While the Labor caucus is unhappy with aspects of Rees’s performance and fearful of Labor’s plunging popularity in the opinion polls, it isn’t ready to appoint a trade union boss to lead the government to the state election in March 2011.

The only person who wants Robertson in the job is the Coalition leader Barry O’Farrell: he is already leading in the polls but he would climb even higher if his opponent was “Robbo”.

And Robertson himself has no interest in taking the Labor leadership. He hasn’t any of the natural skills of a political maestro: his charisma rating is that of a security attendant at the SCG and his voice has all the sparkling inflections of Julia Gillard’s delivery.

Rees has been in charge lass than five months and backbenchers say that they are prepared to wait until the May Budget and the year’s end polls before deciding whether to ditch him or not.

The pretender to watch is the member for Rockdale, Frank Sartor, the former Planning Minister and Sydney Lord Mayor. He is engaged in a strenuous charm offensive to persuade colleagues that he has the experience, the leadership track record and the profile in the business community and the media to give the Coalition a run for its money.

Sartor’s cheer squad include previous premiers Bob Carr and Morris Iemma, former prime minister Paul Keating, former treasurer Michael Egan and other identities in Labor’s right-wing faction who are now immersed in the banking, infrastructure and consultancy industry.

A long standing independent Sydney City councillor, Sartor joined the ALP on the eve of the 2003 state election when he was gifted the Rockdale seat by the Sussex Street machine.

As Planning Minister he amassed extraordinary powers to veto or approve major developments and became one of the government’s most unpopular ministers. He has much to live down in re-inventing himself as the ALP’s white knight.

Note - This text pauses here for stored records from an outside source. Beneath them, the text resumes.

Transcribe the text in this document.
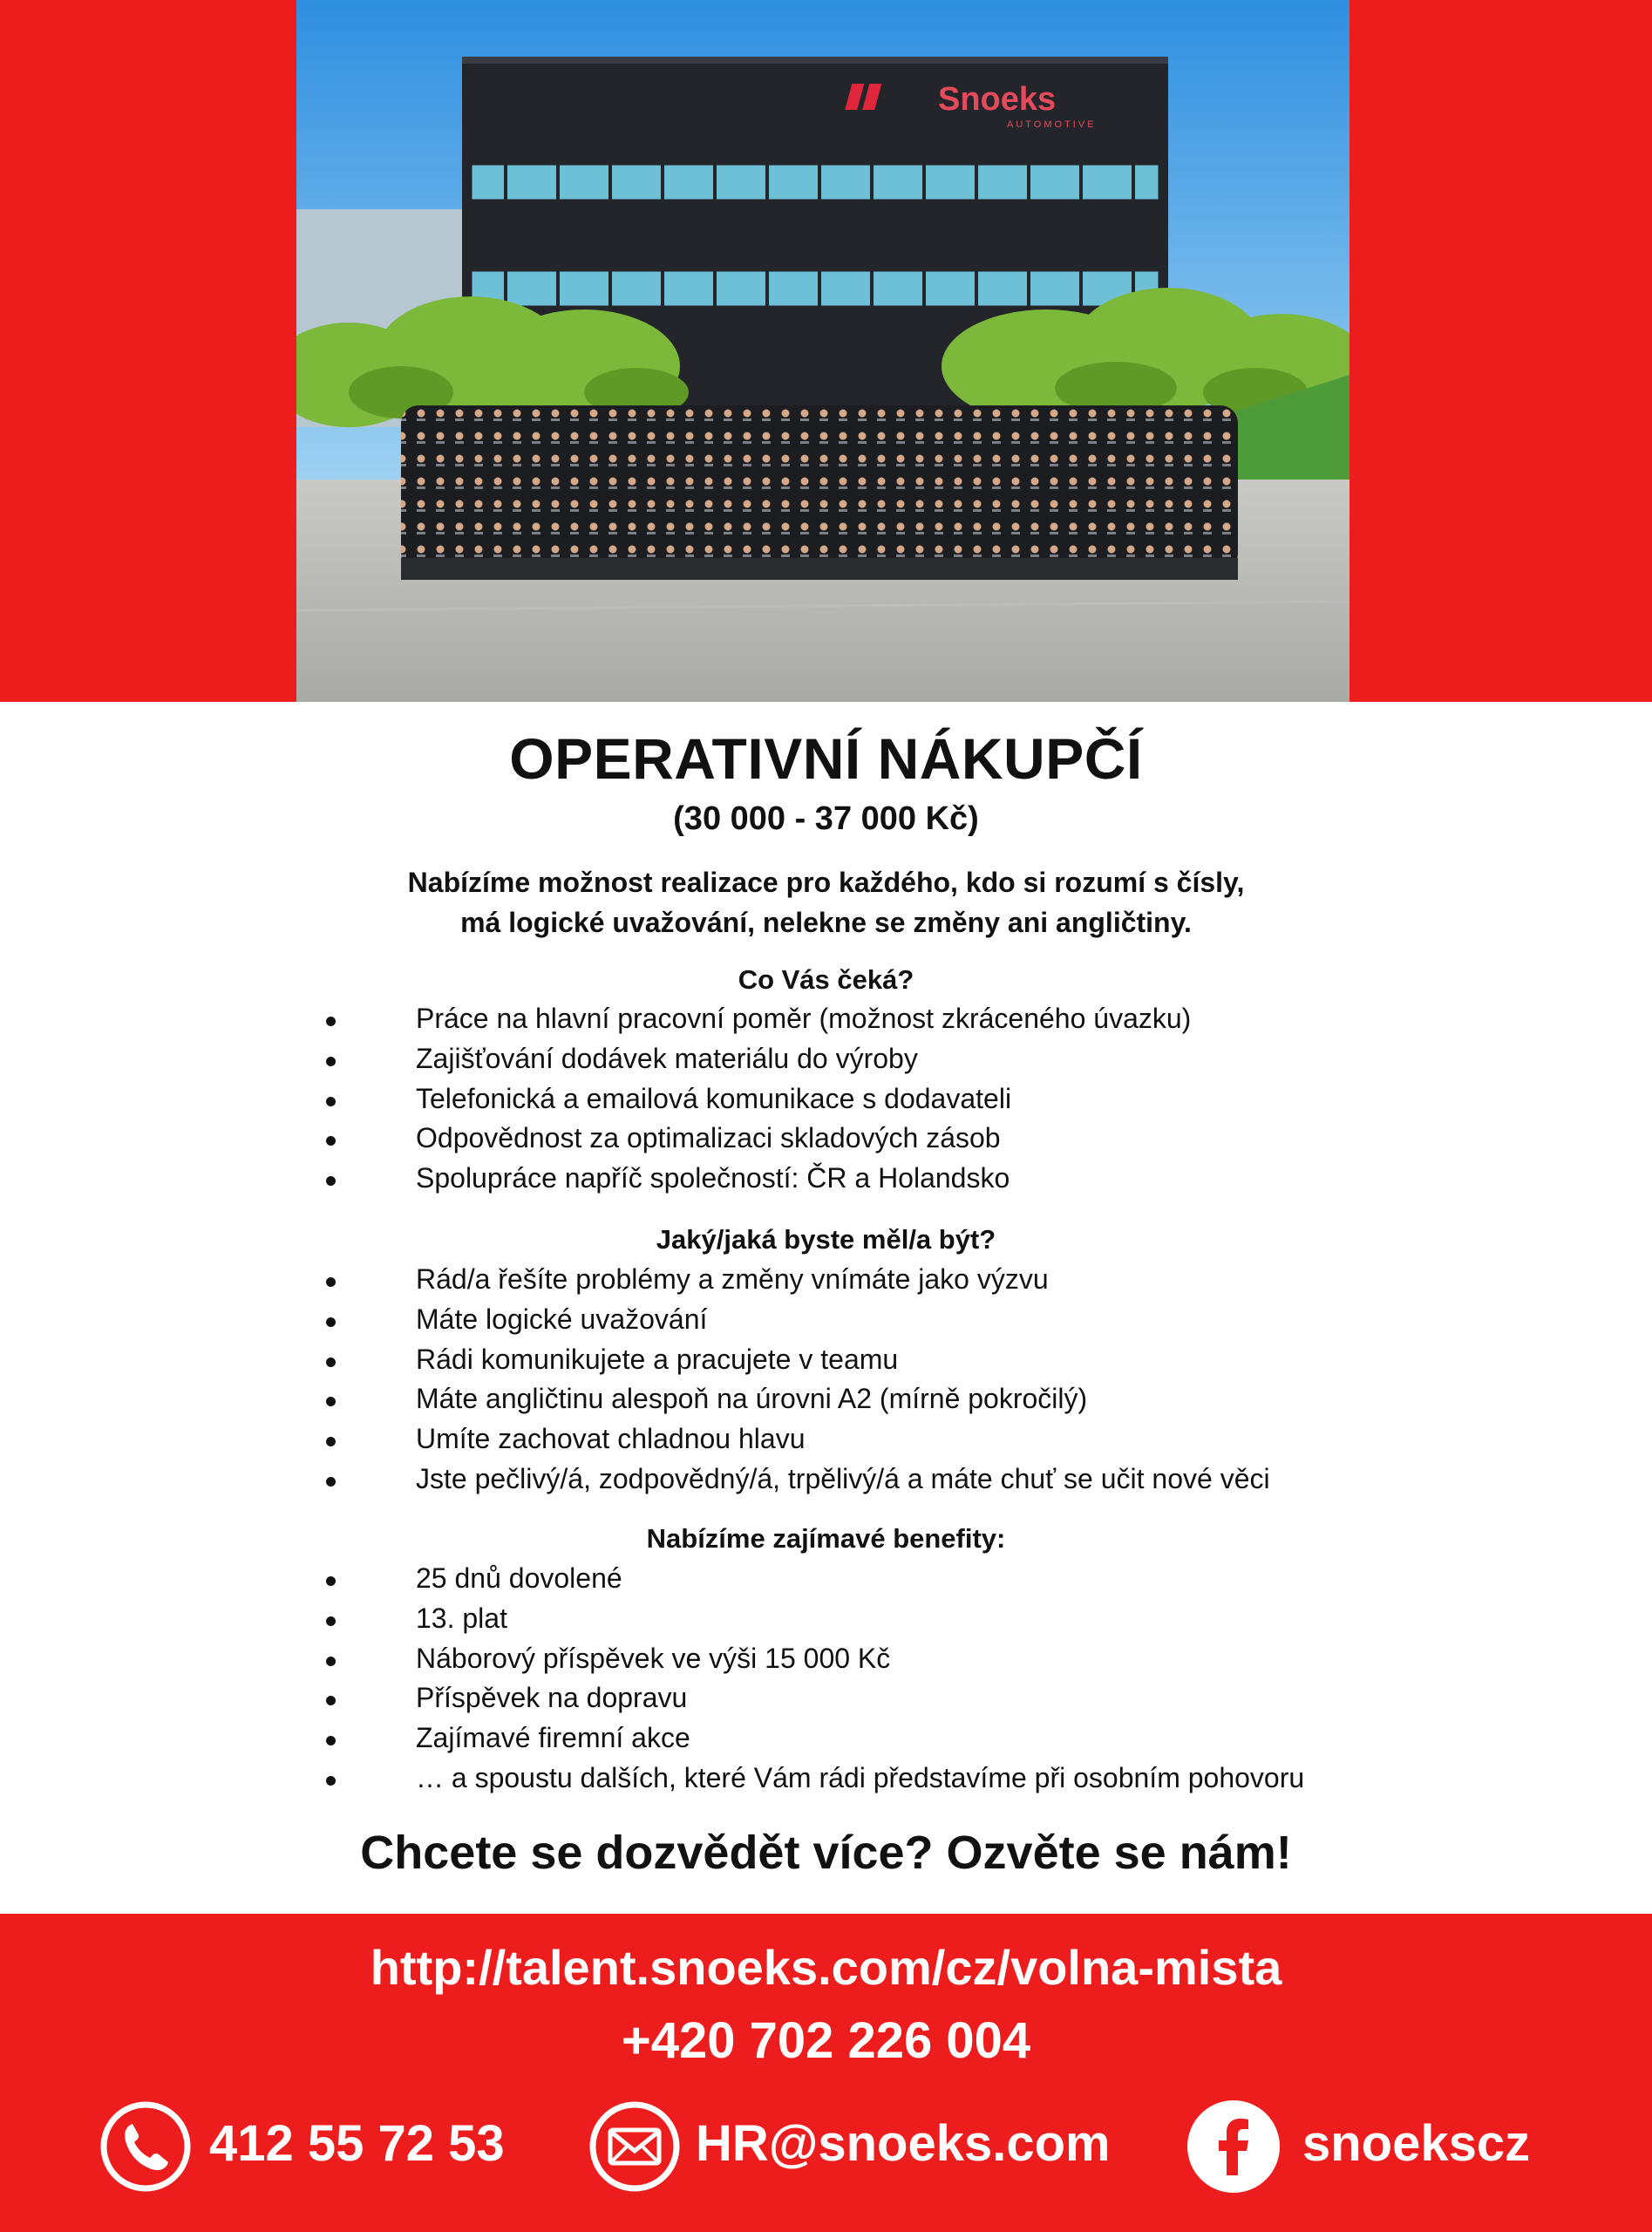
Snoeks
AUTOMOTIVE
OPERATIVNÍ NÁKUPČÍ
(30 000 - 37 000 Kč)
Nabízíme možnost realizace pro každého, kdo si rozumí s čísly,
má logické uvažování, nelekne se změny ani angličtiny.
Co Vás čeká?
Práce na hlavní pracovní poměr (možnost zkráceného úvazku)
Zajišťování dodávek materiálu do výroby
Telefonická a emailová komunikace s dodavateli
Odpovědnost za optimalizaci skladových zásob
Spolupráce napříč společností: ČR a Holandsko
Jaký/jaká byste měl/a být?
Rád/a řešíte problémy a změny vnímáte jako výzvu
Máte logické uvažování
Rádi komunikujete a pracujete v teamu
Máte angličtinu alespoň na úrovni A2 (mírně pokročilý)
Umíte zachovat chladnou hlavu
Jste pečlivý/á, zodpovědný/á, trpělivý/á a máte chuť se učit nové věci
Nabízíme zajímavé benefity:
25 dnů dovolené
13. plat
Náborový příspěvek ve výši 15 000 Kč
Příspěvek na dopravu
Zajímavé firemní akce
… a spoustu dalších, které Vám rádi představíme při osobním pohovoru
Chcete se dozvědět více? Ozvěte se nám!
http://talent.snoeks.com/cz/volna-mista
+420 702 226 004
412 55 72 53	HR@snoeks.com	snoekscz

The other serious candidate is the deputy premier Carmel Tebbutt, wife of the federal transport and infrastructure minister Anthony Albanese.

Tebbutt is underwhelming as a manager and a communicator but the Labor Party has the marketing machinery to turn her into Julia/Maxine/Hilary with the flick of a switch. And a supine media that would lap up the Mills and Boon narrative.

Rees is facing sabotage from a fifth column at senior levels in the state bureaucracy. These are people who lived high on the hog under Carr and Iemma and now can’t face the prospect of having to work and implement decisions.

Sniffing the winds of change, they have begun leaking to the Opposition. Others are leaking to the media to “get square” because they have suffered career misfortunes.

In the face of a hostile media (they are furious about not receiving exclusive access to his recent wedding!) and a cantankerous backbench, Rees continues to plough on. He believes in setting an example and putting “runs on the board”, with faith this will eventually convince his critics and win over the voters. It’s a big wish.